Os contribuintes de Fernandópolis já pagaram R$ 22,3 milhões em impostos entre o dia 1º de janeiro e 30 de junho deste ano. O montante é relativos aos impostos municipais e o volume é 9% superior ao de igual período do ano passado. Os dados são do impostômetro, um mecanismo criado pela Associação Comercial de São Paulo para acompanhar o montante de impostos pagos pelos brasileiros. O sistema acompanha também o montante de impostos no âmbito municipal.

A lista de tributos municipais incluem cerca de 15 tipos de cobrança, de IPTU a taxa de licença, etc. Neste caso, Fernandópolis registrou no primeiro semestre a arrecadação de R$ 22,3 milhões. 
O Impostômetro considera todos os valores arrecadados pelas três esferas de governo a título de tributos: impostos, taxas e contribuições, incluindo as multas, juros e correção monetária. O cálculo é feito levando em consideração os tributos recolhidos pela União, Estado e Municípios. 

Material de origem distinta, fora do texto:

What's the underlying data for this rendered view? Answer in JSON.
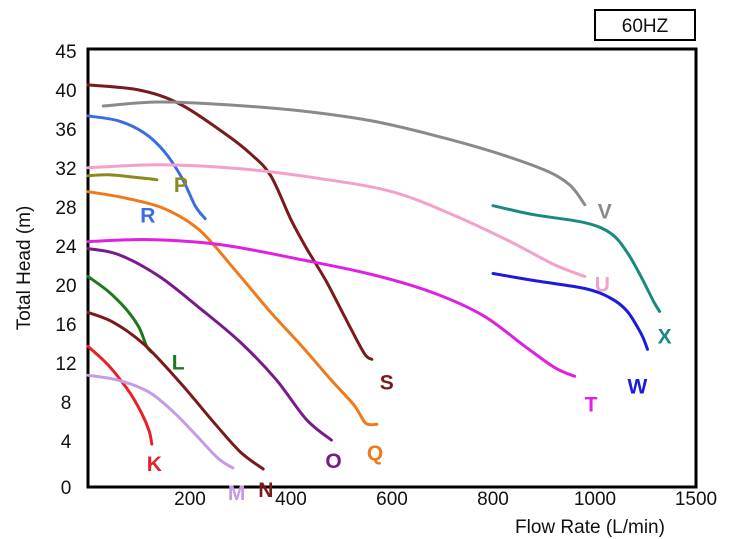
{
  "chart_data": {
    "type": "line",
    "title": "",
    "badge": "60HZ",
    "xlabel": "Flow Rate (L/min)",
    "ylabel": "Total Head (m)",
    "x_ticks": [
      "200",
      "400",
      "600",
      "800",
      "1000",
      "1500"
    ],
    "y_ticks": [
      "0",
      "4",
      "8",
      "12",
      "16",
      "20",
      "24",
      "28",
      "32",
      "36",
      "40",
      "45"
    ],
    "ylim": [
      0,
      45
    ],
    "grid": false,
    "series": [
      {
        "name": "K",
        "color": "#e8202a",
        "points": [
          [
            0,
            14.1
          ],
          [
            40,
            12.2
          ],
          [
            80,
            9.6
          ],
          [
            105,
            7.4
          ],
          [
            120,
            5.6
          ],
          [
            125,
            4.3
          ]
        ]
      },
      {
        "name": "L",
        "color": "#1b7a1b",
        "points": [
          [
            0,
            21.1
          ],
          [
            40,
            19.6
          ],
          [
            75,
            17.8
          ],
          [
            100,
            16
          ],
          [
            115,
            14.1
          ],
          [
            125,
            13.5
          ]
        ]
      },
      {
        "name": "M",
        "color": "#c79ae6",
        "points": [
          [
            0,
            11.2
          ],
          [
            60,
            10.7
          ],
          [
            120,
            9.5
          ],
          [
            170,
            7.4
          ],
          [
            210,
            5.3
          ],
          [
            255,
            2.9
          ],
          [
            285,
            1.9
          ]
        ]
      },
      {
        "name": "N",
        "color": "#7a1a1a",
        "points": [
          [
            0,
            17.5
          ],
          [
            50,
            16.5
          ],
          [
            110,
            14.3
          ],
          [
            180,
            10.5
          ],
          [
            250,
            6.3
          ],
          [
            300,
            3.5
          ],
          [
            345,
            1.8
          ]
        ]
      },
      {
        "name": "O",
        "color": "#7a1a8a",
        "points": [
          [
            0,
            23.9
          ],
          [
            60,
            23.3
          ],
          [
            140,
            21.1
          ],
          [
            220,
            17.9
          ],
          [
            300,
            14.5
          ],
          [
            370,
            10.8
          ],
          [
            430,
            6.8
          ],
          [
            480,
            4.7
          ]
        ]
      },
      {
        "name": "P",
        "color": "#8a8a1c",
        "points": [
          [
            0,
            31.2
          ],
          [
            40,
            31.3
          ],
          [
            100,
            31
          ],
          [
            135,
            30.8
          ]
        ]
      },
      {
        "name": "Q",
        "color": "#f07a1a",
        "points": [
          [
            0,
            29.6
          ],
          [
            70,
            29
          ],
          [
            150,
            27.9
          ],
          [
            220,
            25.7
          ],
          [
            290,
            21.7
          ],
          [
            360,
            17.5
          ],
          [
            420,
            14.2
          ],
          [
            480,
            10.7
          ],
          [
            525,
            8.2
          ],
          [
            548,
            6.4
          ],
          [
            570,
            6.3
          ]
        ]
      },
      {
        "name": "R",
        "color": "#3a6ee0",
        "points": [
          [
            0,
            37.2
          ],
          [
            60,
            36.7
          ],
          [
            110,
            35.5
          ],
          [
            150,
            33.6
          ],
          [
            185,
            30.9
          ],
          [
            210,
            28.2
          ],
          [
            230,
            26.9
          ]
        ]
      },
      {
        "name": "S",
        "color": "#7a1a1a",
        "points": [
          [
            0,
            40.4
          ],
          [
            100,
            39.8
          ],
          [
            180,
            38.4
          ],
          [
            270,
            35.4
          ],
          [
            320,
            33.4
          ],
          [
            360,
            31.2
          ],
          [
            400,
            26.8
          ],
          [
            430,
            24
          ],
          [
            470,
            20.6
          ],
          [
            510,
            16.7
          ],
          [
            545,
            13.4
          ],
          [
            560,
            12.8
          ]
        ]
      },
      {
        "name": "T",
        "color": "#e020e0",
        "points": [
          [
            0,
            24.6
          ],
          [
            120,
            24.8
          ],
          [
            260,
            24.3
          ],
          [
            420,
            22.8
          ],
          [
            560,
            21.3
          ],
          [
            680,
            19.5
          ],
          [
            780,
            17.2
          ],
          [
            860,
            14.2
          ],
          [
            920,
            12
          ],
          [
            960,
            11.1
          ]
        ]
      },
      {
        "name": "U",
        "color": "#f2a0cc",
        "points": [
          [
            0,
            32
          ],
          [
            140,
            32.3
          ],
          [
            300,
            31.9
          ],
          [
            460,
            30.9
          ],
          [
            600,
            29.6
          ],
          [
            720,
            27.3
          ],
          [
            830,
            24.7
          ],
          [
            920,
            22.3
          ],
          [
            980,
            21.1
          ]
        ]
      },
      {
        "name": "V",
        "color": "#8a8a8a",
        "points": [
          [
            30,
            38.2
          ],
          [
            140,
            38.6
          ],
          [
            280,
            38.3
          ],
          [
            420,
            37.7
          ],
          [
            560,
            36.7
          ],
          [
            680,
            35.3
          ],
          [
            800,
            33.6
          ],
          [
            900,
            31.8
          ],
          [
            950,
            30.3
          ],
          [
            980,
            28.3
          ]
        ]
      },
      {
        "name": "W",
        "color": "#1a1ae0",
        "points": [
          [
            800,
            21.4
          ],
          [
            880,
            20.7
          ],
          [
            980,
            19.9
          ],
          [
            1080,
            18.9
          ],
          [
            1160,
            17.6
          ],
          [
            1230,
            15.3
          ],
          [
            1260,
            13.8
          ]
        ]
      },
      {
        "name": "X",
        "color": "#1a8a80",
        "points": [
          [
            800,
            28.2
          ],
          [
            880,
            27.3
          ],
          [
            980,
            26.5
          ],
          [
            1080,
            25.4
          ],
          [
            1160,
            23.5
          ],
          [
            1230,
            21
          ],
          [
            1290,
            18.6
          ],
          [
            1320,
            17.6
          ]
        ]
      }
    ]
  }
}
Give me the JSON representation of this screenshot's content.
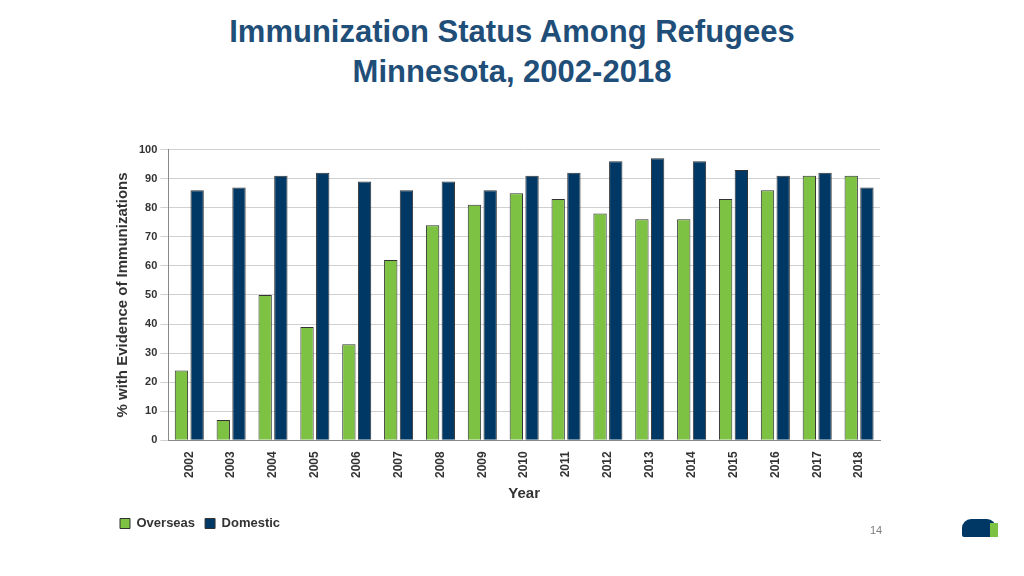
{
  "chart_data": {
    "type": "bar",
    "title": "Immunization Status Among Refugees",
    "subtitle": "Minnesota, 2002-2018",
    "x_label": "Year",
    "y_label": "% with Evidence of Immunizations",
    "categories": [
      "2002",
      "2003",
      "2004",
      "2005",
      "2006",
      "2007",
      "2008",
      "2009",
      "2010",
      "2011",
      "2012",
      "2013",
      "2014",
      "2015",
      "2016",
      "2017",
      "2018"
    ],
    "series": [
      {
        "name": "Overseas",
        "color": "#7dc242",
        "values": [
          24,
          7,
          50,
          39,
          33,
          62,
          74,
          81,
          85,
          83,
          78,
          76,
          76,
          83,
          86,
          91,
          91
        ]
      },
      {
        "name": "Domestic",
        "color": "#003865",
        "values": [
          86,
          87,
          91,
          92,
          89,
          86,
          89,
          86,
          91,
          92,
          96,
          97,
          96,
          93,
          91,
          92,
          87
        ]
      }
    ],
    "ylim": [
      0,
      100
    ],
    "yticks": [
      0,
      10,
      20,
      30,
      40,
      50,
      60,
      70,
      80,
      90,
      100
    ],
    "grid": true,
    "legend": "bottom"
  },
  "page_number": "14"
}
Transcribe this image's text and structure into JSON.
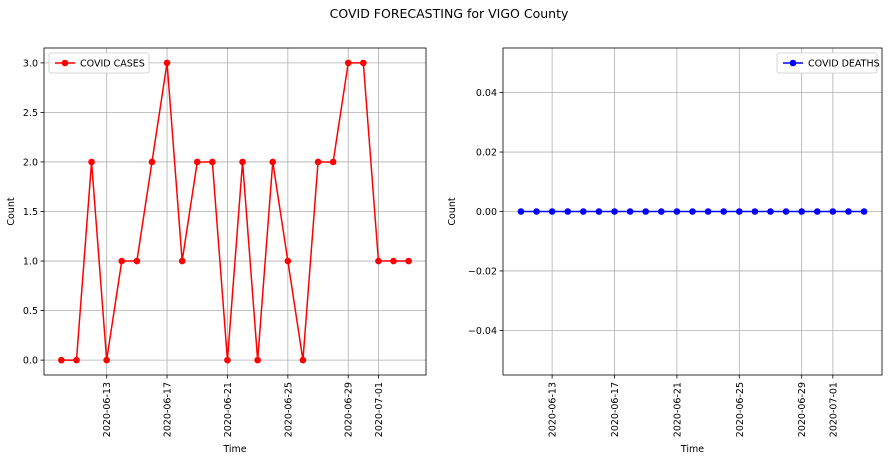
{
  "suptitle": "COVID FORECASTING for VIGO County",
  "chart_data": [
    {
      "type": "line",
      "xlabel": "Time",
      "ylabel": "Count",
      "x": [
        "2020-06-10",
        "2020-06-11",
        "2020-06-12",
        "2020-06-13",
        "2020-06-14",
        "2020-06-15",
        "2020-06-16",
        "2020-06-17",
        "2020-06-18",
        "2020-06-19",
        "2020-06-20",
        "2020-06-21",
        "2020-06-22",
        "2020-06-23",
        "2020-06-24",
        "2020-06-25",
        "2020-06-26",
        "2020-06-27",
        "2020-06-28",
        "2020-06-29",
        "2020-06-30",
        "2020-07-01",
        "2020-07-02",
        "2020-07-03"
      ],
      "xtick_labels": [
        "2020-06-13",
        "2020-06-17",
        "2020-06-21",
        "2020-06-25",
        "2020-06-29",
        "2020-07-01"
      ],
      "ylim": [
        -0.15,
        3.15
      ],
      "yticks": [
        0.0,
        0.5,
        1.0,
        1.5,
        2.0,
        2.5,
        3.0
      ],
      "ytick_labels": [
        "0.0",
        "0.5",
        "1.0",
        "1.5",
        "2.0",
        "2.5",
        "3.0"
      ],
      "grid": true,
      "legend_position": "top-left",
      "series": [
        {
          "name": "COVID CASES",
          "color": "#ff0000",
          "marker": "circle",
          "values": [
            0,
            0,
            2,
            0,
            1,
            1,
            2,
            3,
            1,
            2,
            2,
            0,
            2,
            0,
            2,
            1,
            0,
            2,
            2,
            3,
            3,
            1,
            1,
            1
          ]
        }
      ]
    },
    {
      "type": "line",
      "xlabel": "Time",
      "ylabel": "Count",
      "x": [
        "2020-06-11",
        "2020-06-12",
        "2020-06-13",
        "2020-06-14",
        "2020-06-15",
        "2020-06-16",
        "2020-06-17",
        "2020-06-18",
        "2020-06-19",
        "2020-06-20",
        "2020-06-21",
        "2020-06-22",
        "2020-06-23",
        "2020-06-24",
        "2020-06-25",
        "2020-06-26",
        "2020-06-27",
        "2020-06-28",
        "2020-06-29",
        "2020-06-30",
        "2020-07-01",
        "2020-07-02",
        "2020-07-03"
      ],
      "xtick_labels": [
        "2020-06-13",
        "2020-06-17",
        "2020-06-21",
        "2020-06-25",
        "2020-06-29",
        "2020-07-01"
      ],
      "ylim": [
        -0.055,
        0.055
      ],
      "yticks": [
        -0.04,
        -0.02,
        0.0,
        0.02,
        0.04
      ],
      "ytick_labels": [
        "−0.04",
        "−0.02",
        "0.00",
        "0.02",
        "0.04"
      ],
      "grid": true,
      "legend_position": "top-right",
      "series": [
        {
          "name": "COVID DEATHS",
          "color": "#0000ff",
          "marker": "circle",
          "values": [
            0,
            0,
            0,
            0,
            0,
            0,
            0,
            0,
            0,
            0,
            0,
            0,
            0,
            0,
            0,
            0,
            0,
            0,
            0,
            0,
            0,
            0,
            0
          ]
        }
      ]
    }
  ]
}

A carga tributária brasileira, que chega perto de 35% do Produto Interno Bruto, é um dos principais entraves para o crescimento da economia e a população pouco sente os benefícios em serviços de qualidade. 
Estudo do Instituto Brasileiro de Planejamento Tributário (IBPT) mostra que o Brasil ocupa a pior posição no ranking mundial que mede o retorno dos valores arrecadados em prol do bem-estar da sociedade. De acordo com o Índice de Retorno de Bem-Estar à Sociedade (Irbes), o Brasil está na 30ª colocação. O estudo mede a arrecadação tributária em relação à riqueza gerada, o Produto Interno Bruto (PIB).
Para se ter uma ideia do peso dos impostos - já que muita gente não tem a noção exata no seu cotidiano - outro estudo do instituto mostra o quanto o brasileiro precisa trabalhar para pagar impostos: nada mais nada menos do que 153 dias. "Em média, são cinco meses e meio só para sustentar o governo e o resto, para sustentar a família", comenta o economista Marcel Solimeo, economista da Associação Comercial de São Paulo.